''Türk Dünyasında Tarih Bilinci Artıyor'' Prof.Dr. Mualla Uydu Yücel Konuğumuz Oldu.

''Türk Dünyasında Tarih Bilinci Artıyor'' Prof.Dr. Mualla Uydu Yücel Konuğumuz Oldu.

İstanbul Ticaret Üniversitesi İnsan ve Toplum Bilimleri Fakültesi Öğretim Üyesi Dr. Zebiniso Kamalova, İstanbul Üniversitesi Tarih Bölümü Öğretim Üyesi Prof. Dr. Mualla Yücel’i Geniş Açı’da Konuk Etti.

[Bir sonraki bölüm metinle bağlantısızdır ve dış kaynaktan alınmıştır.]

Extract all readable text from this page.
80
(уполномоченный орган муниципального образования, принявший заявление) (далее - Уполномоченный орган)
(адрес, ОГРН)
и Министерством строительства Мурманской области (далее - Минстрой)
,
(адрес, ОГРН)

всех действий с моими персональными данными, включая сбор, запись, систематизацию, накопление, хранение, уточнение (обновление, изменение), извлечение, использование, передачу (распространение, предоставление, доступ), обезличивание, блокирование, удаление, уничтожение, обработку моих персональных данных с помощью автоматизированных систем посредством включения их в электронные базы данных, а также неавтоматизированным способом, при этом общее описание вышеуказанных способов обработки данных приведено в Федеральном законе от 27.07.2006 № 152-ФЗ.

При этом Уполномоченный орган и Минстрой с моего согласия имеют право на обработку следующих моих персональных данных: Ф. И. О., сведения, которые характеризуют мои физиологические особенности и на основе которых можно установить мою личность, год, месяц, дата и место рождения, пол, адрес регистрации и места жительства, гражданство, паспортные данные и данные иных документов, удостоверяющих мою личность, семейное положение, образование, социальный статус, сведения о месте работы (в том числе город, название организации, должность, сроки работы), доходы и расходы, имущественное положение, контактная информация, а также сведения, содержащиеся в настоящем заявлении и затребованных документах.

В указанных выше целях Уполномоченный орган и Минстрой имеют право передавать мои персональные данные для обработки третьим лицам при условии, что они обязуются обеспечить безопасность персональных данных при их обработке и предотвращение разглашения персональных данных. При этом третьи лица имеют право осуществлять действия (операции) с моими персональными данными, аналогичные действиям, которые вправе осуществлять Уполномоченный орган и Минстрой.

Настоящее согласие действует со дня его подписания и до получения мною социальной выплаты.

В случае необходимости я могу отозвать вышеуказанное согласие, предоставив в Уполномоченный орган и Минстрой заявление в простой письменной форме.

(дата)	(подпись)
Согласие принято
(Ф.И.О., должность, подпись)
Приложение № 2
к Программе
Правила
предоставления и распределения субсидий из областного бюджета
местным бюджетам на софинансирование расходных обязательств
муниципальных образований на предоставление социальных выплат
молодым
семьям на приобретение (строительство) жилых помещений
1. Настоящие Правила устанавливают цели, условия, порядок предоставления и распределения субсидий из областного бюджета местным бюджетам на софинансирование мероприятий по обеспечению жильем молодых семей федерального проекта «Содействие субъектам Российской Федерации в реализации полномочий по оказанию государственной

Türk Dünyası Meselesi kapsamında ‘‘Türkistan’dan Türkiye’ye Yolculuk: Bilinç ve Hafıza’’ başlıklı düzenlenen programda Prof. Yücel, Türkistan coğrafyasına ve Türk dünyasına dair yaptığı çalışmalara yönelik önemli tespitler paylaştı.

‘‘Türk Dünyasında Tarih Bilinci Artıyor’’

‘‘Sovyetler Birliği ile biz Türk Dünyası ile olan ilişkilerimiz zayıfladı ve öğrencilere de bilinç uzun bir dönem bu aktarılamadı’’ diyen Prof. Yücel, ‘‘Zor şartlar içinde biz o coğrafyaya gittik ve 300 yıllık Sovyet hakimiyeti oradaki kardeşlerimizin düşünce dünyasının çok farklı şekillenmesine sebep oldu. Bizi birbirimizden ayırmak isteyen sözler, beni çok üzmüştü. Şimdi gittiğimizde o bağların ne kadar güçlü olduğunu görüyoruz. Türk devletlerinin hepsi bu tarih bilincinin gelecek nesillere aktarılması için çok önemli ve ciddi çalışmalar yapıyorlar. Kökümüz bir, biz hepimiz aynı ağacın dallarıyız. Bu tarih bilinci gerçekten çok önemli. Bunun gelecek kuşaklara aktarılması gerekiyor’’ ifadelerini kullandı.

‘‘Türkistan Coğrafyasında Dil ve Kültür Korunmaya Çalışılıyor’’

Kültür ve medeniyet ortaya koyma konusunda dilin çok önemli bir yeri olduğunu ifade eden Prof. Yücel, ‘‘Milli benliğin ve kimliğin oluşmasında dilin ve edebiyatın çok önemli bir yeri vardır. Biz Kazakistan’a gittiğimizde ‘ikimiz de Türk’üz, neden Rusça konuşuyoruz?’ diye soruyordum. Kişisel olarak buna dikkat ederdim ama bu bağlamda devlet eliyle de önemli çalışmalar yapıldı. Nursultan Nazarbayev’in bu konudaki destekleri ve özel çabaları ile Kazak kimliğinin oluşması ve Kazak dilinin edebi derinliğini gösterecek tedbirler aldı ve uyguladı. Bugün Türkistan coğrafyasındaki Türklerin, Kazakistan gibi kendi dillerini kullanabilmesi ve medeniyetlerini inşa etmeleri gerçekten memnuniyet verici. Sovyetler’in 300 yıllık bir baskısına rağmen, Türk dünyası kendi dilini ve kültürünü korumayı başarmış. Türk dünyasının birliğini öne çıkaracak faaliyetlerin artarak devam etmesini diliyorum’’ şeklinde konuştu.

‘‘Bizim En Büyük Referansımız, Kendi Tarihimiz’’

‘‘Tarihimizi her yönüyle iyi bir şekilde anlatmak ve tarih bilincine vakıf olmamız gerekiyor. Bunu bilirsek kendimizi ve bugünümüzü daha iyi anlayabilir, tahlil edebilir ve yarınımızı inşa edebiliriz’’ diyen Prof. Yücel, ‘‘Kendi tarihimizde güçlü kadını da buluruz, güçlü aileyi de buluruz, güçlü yöneticiyi de buluruz. Bizim tarihimiz başka milletlerin tarihine benzemiyor. Ben bunları derslerimde gençlere de sürekli söylüyorum’’ ifadelerini kullandı.